When including a feed air compressor and energy costs at $.08 kW an hour, food manufacturers can see on-site nitrogen generation costs drop to $0.21 per hundred cubic feet – and that’s just in the first two years.
When considering the capital costs associated with onsite nitrogen generation (costs such as generators, air compressors, receivers, site preparation, power and maintenance), customers can realize a return on investment in as few as two years and will see day-to-day operational costs cut nearly in half after that to about $0.11 per hundred cubic feet — just maintenance and energy costs. Weighing options and competitive pricing from nitrogen suppliers can increase savings even more.
Delivered liquid nitrogen requires that the gas first be converted to a liquid state for truck transport. Upon delivery, the liquid must be converted back to a gas — this is almost like pouring a glass of water in the kitchen, turning it to ice in the freezer, carrying this solid block to your living room and melting it again so you can drink it. That’s a lot of work for a glass of water.
Furthermore, product loss from these two filling points — loading at the nitrogen facility into the truck and unloading from the truck at the manufacturing facility — creates product waste, not to mention additional charges for delivery.
On-site nitrogen generation equipment providers like Atlas Copco can help food manufacturers determine future savings by working together to develop a spreadsheet that illustrates costs savings associated with a shift to on-site nitrogen generation. All costs associated with the process — liquid nitrogen costs per hundred cubic feet, tank rental fees, delivery charges, hazmat charges and other miscellaneous costs — are taken into consideration.

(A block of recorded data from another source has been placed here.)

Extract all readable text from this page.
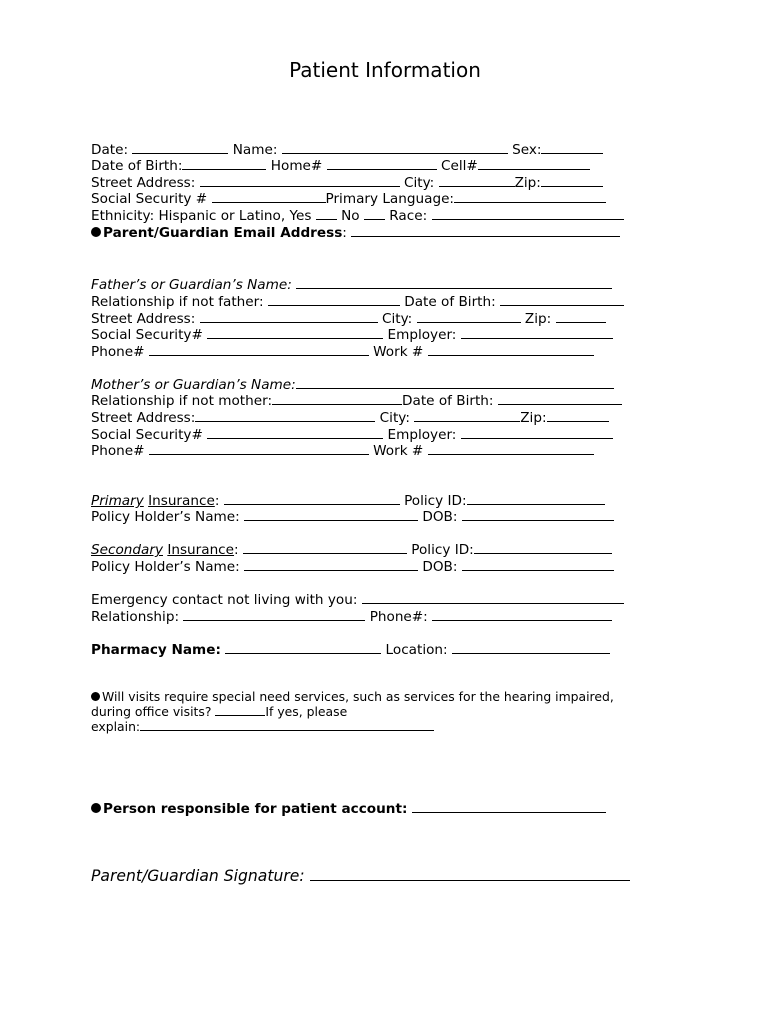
Patient Information
Date:	Name:	Sex:
Date of Birth:	Home#	Cell#
Street Address:	City:	Zip:
Social Security #	Primary Language:
Ethnicity: Hispanic or Latino, Yes No Race:
Parent/Guardian Email Address:
Father’s or Guardian’s Name:
Relationship if not father:	Date of Birth:
Street Address:	City:	Zip:
Social Security#	Employer:
Phone#	Work #
Mother’s or Guardian’s Name:
Relationship if not mother:	Date of Birth:
Street Address:	City:	Zip:
Social Security#	Employer:
Phone#	Work #
Primary Insurance:	Policy ID:
Policy Holder’s Name:	DOB:
Secondary Insurance:	Policy ID:
Policy Holder’s Name:	DOB:
Emergency contact not living with you:
Relationship:	Phone#:
Pharmacy Name:	Location:
Will visits require special need services, such as services for the hearing impaired,
during office visits?	If yes, please
explain:
Person responsible for patient account:
Parent/Guardian Signature:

But technology does not come without a price, and food manufacturers are continually challenged with finding ways to keep costs down (and from being passed along to cost-conscious consumers).
Nitrogen gas that is delivered must also be stored onsite prior to use, which can contribute to additional waste; inside a cooled tank, it’s often an automatic 10 percent of the delivery volume. And, without a good vacuum, the tank will lose a minimum of .4 percent of volume each day if internal pressures build from lack of immediate use. Purging or releasing tank pressure contributes additional unnecessary waste as well.

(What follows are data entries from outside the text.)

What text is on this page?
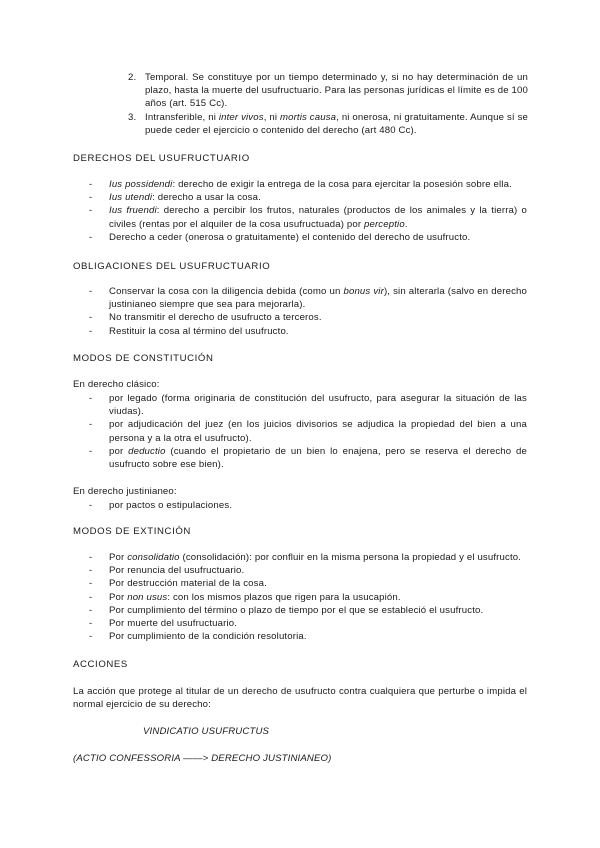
2. Temporal. Se constituye por un tiempo determinado y, si no hay determinación de un plazo, hasta la muerte del usufructuario. Para las personas jurídicas el límite es de 100 años (art. 515 Cc).

3. Intransferible, ni inter vivos, ni mortis causa, ni onerosa, ni gratuitamente. Aunque sí se puede ceder el ejercicio o contenido del derecho (art 480 Cc).

DERECHOS DEL USUFRUCTUARIO
- Ius possidendi: derecho de exigir la entrega de la cosa para ejercitar la posesión sobre ella.

- Ius utendi: derecho a usar la cosa.

- Ius fruendi: derecho a percibir los frutos, naturales (productos de los animales y la tierra) o civiles (rentas por el alquiler de la cosa usufructuada) por perceptio.

- Derecho a ceder (onerosa o gratuitamente) el contenido del derecho de usufructo.

OBLIGACIONES DEL USUFRUCTUARIO
- Conservar la cosa con la diligencia debida (como un bonus vir), sin alterarla (salvo en derecho justinianeo siempre que sea para mejorarla).

- No transmitir el derecho de usufructo a terceros.

- Restituir la cosa al término del usufructo.

MODOS DE CONSTITUCIÓN
En derecho clásico:
- por legado (forma originaria de constitución del usufructo, para asegurar la situación de las viudas).

- por adjudicación del juez (en los juicios divisorios se adjudica la propiedad del bien a una persona y a la otra el usufructo).

- por deductio (cuando el propietario de un bien lo enajena, pero se reserva el derecho de usufructo sobre ese bien).

En derecho justinianeo:
- por pactos o estipulaciones.

MODOS DE EXTINCIÓN
- Por consolidatio (consolidación): por confluir en la misma persona la propiedad y el usufructo.

- Por renuncia del usufructuario.

- Por destrucción material de la cosa.

- Por non usus: con los mismos plazos que rigen para la usucapión.

- Por cumplimiento del término o plazo de tiempo por el que se estableció el usufructo.

- Por muerte del usufructuario.

- Por cumplimiento de la condición resolutoria.

ACCIONES
La acción que protege al titular de un derecho de usufructo contra cualquiera que perturbe o impida el normal ejercicio de su derecho:
VINDICATIO USUFRUCTUS
(ACTIO CONFESSORIA ——> DERECHO JUSTINIANEO)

While making liquid nitrogen requires a tremendous amount of energy, 80 percent of uses for nitrogen are as a gas and not a liquid; nitrogen is liquefied primarily for ease of transportation (as well as cool demonstrations in high school science classes). On-site nitrogen generation helps reduce energy use and lower a facility’s carbon footprint. Consider the absence of diesel fuel and associated carbon emissions from truck delivery of liquid nitrogen and these benefits compound.
Shifting to on-site nitrogen generation capabilities can not only provide great opportunities for cost savings at food manufacturing facilities, it’s also a sure way to a more environmentally friendly future.